Very P. but all impressionistic

Plainmrbotanyb at protonmail.com Plainmrbotanyb at protonmail.com
Sun Apr 21 02:02:23 CDT 2019


The question brings to mind the TOS disclaimer in software, something like
"provided “as is” without any warranty of any kind, and no other warranties, whether express, implied, or otherwise, are made with respect to the same, including any implied warranties of merchantability, fitness for a particular purpose or safety, or any warranties that may arise from course of dealing."

From the tradition of storytelling, where presumably the agenda has always been to be allowed a share in fire-warmth and food distribution, a niche in the group, has the novel really evolved so much?

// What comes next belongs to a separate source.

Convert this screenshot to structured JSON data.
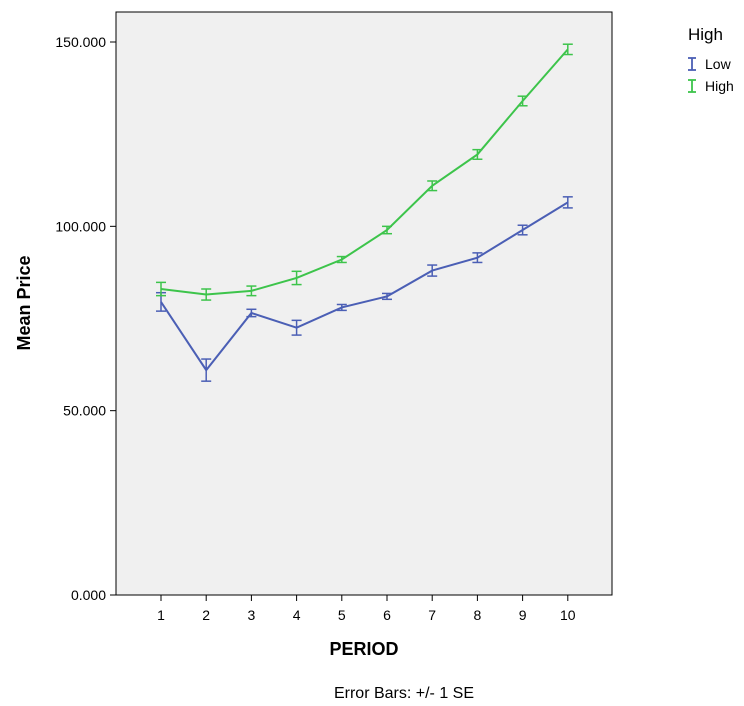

By even those simple terms, gross sales aren't so much the best gauge, but instead, the return that each contribution netted in terms of presumable human satisfaction for the author (here one speculates as an amateur fan) --- V. the ability to attract an agent, editor, audience and leave the day job, but also to establish a field of connotations and contrasts utilizing his college and Navy experiences and commenting on culture; Lot 49 as an expansion of Schoenmaker's thesis in V. about random caries and cabals, and a miracle of compression, and though he denigrated it,( didn't he? ) a resolute rebuttal of sophomore slump; GR the opportunity to bury the needle, "do the police in voices" and idiosyncratically respond to lionization; Vineland to deal with a hard act to follow, and profit - while also smarting - from harsh criticism from those whose expectations were different, as well as meditate long upon human love and betrayal and loneliness in a setting closest of all the books to the author's own times and places; M&D to exercise mature power while expanding the existing genre of historical novel; AtD reaffirming an old upper room/lower room notion from the Meatball Mulligan days, with the Chums as those who think, and the earthbound characters as those who feel; IV I risk saying offered a chance to yodel a somewhat mellowed viewpoint among the lofty Parnassan peaks he's climbed and look back in humor; and BE (which continues to improve in my estimation over time) as a look at new times - what has changed and what has not.

For the audience, with its tiers of readers, critics, academics, and p-nut-gallery, another way to rank them looks to Chaucer's criterion of "sentens and solas" - although Chaucer probably didn't invent that, did he? - but anyway, the oeuvre is big and varied, and "fitness for a particular purpose" will vary granularly: what do you need to learn? What do you need comforting from?

Although..... _The Crying of Lot 49_ is also very close to the author's times and places,isn't it?
A-and so is that _Bleeding Edge_!
Did one ignore that because of the protagonists' gender?

And is _Vineland_ a mutatis mutandis expansion of the "Counterforce" passages in _Gravity's Rainbow_ where the lovable Resistance's baked-in flaws aren't supposed to keep us from loving them, but do, for many readers? The notion that one might actually like the characters even more than the ideas and verbiage is one thing Mr Pynchon might have been reaching for, and grasped more firmly in M&D.

One is inclined, before seeking more untruths or inaccuracies, to disavow fitness of this critique for any particular purpose.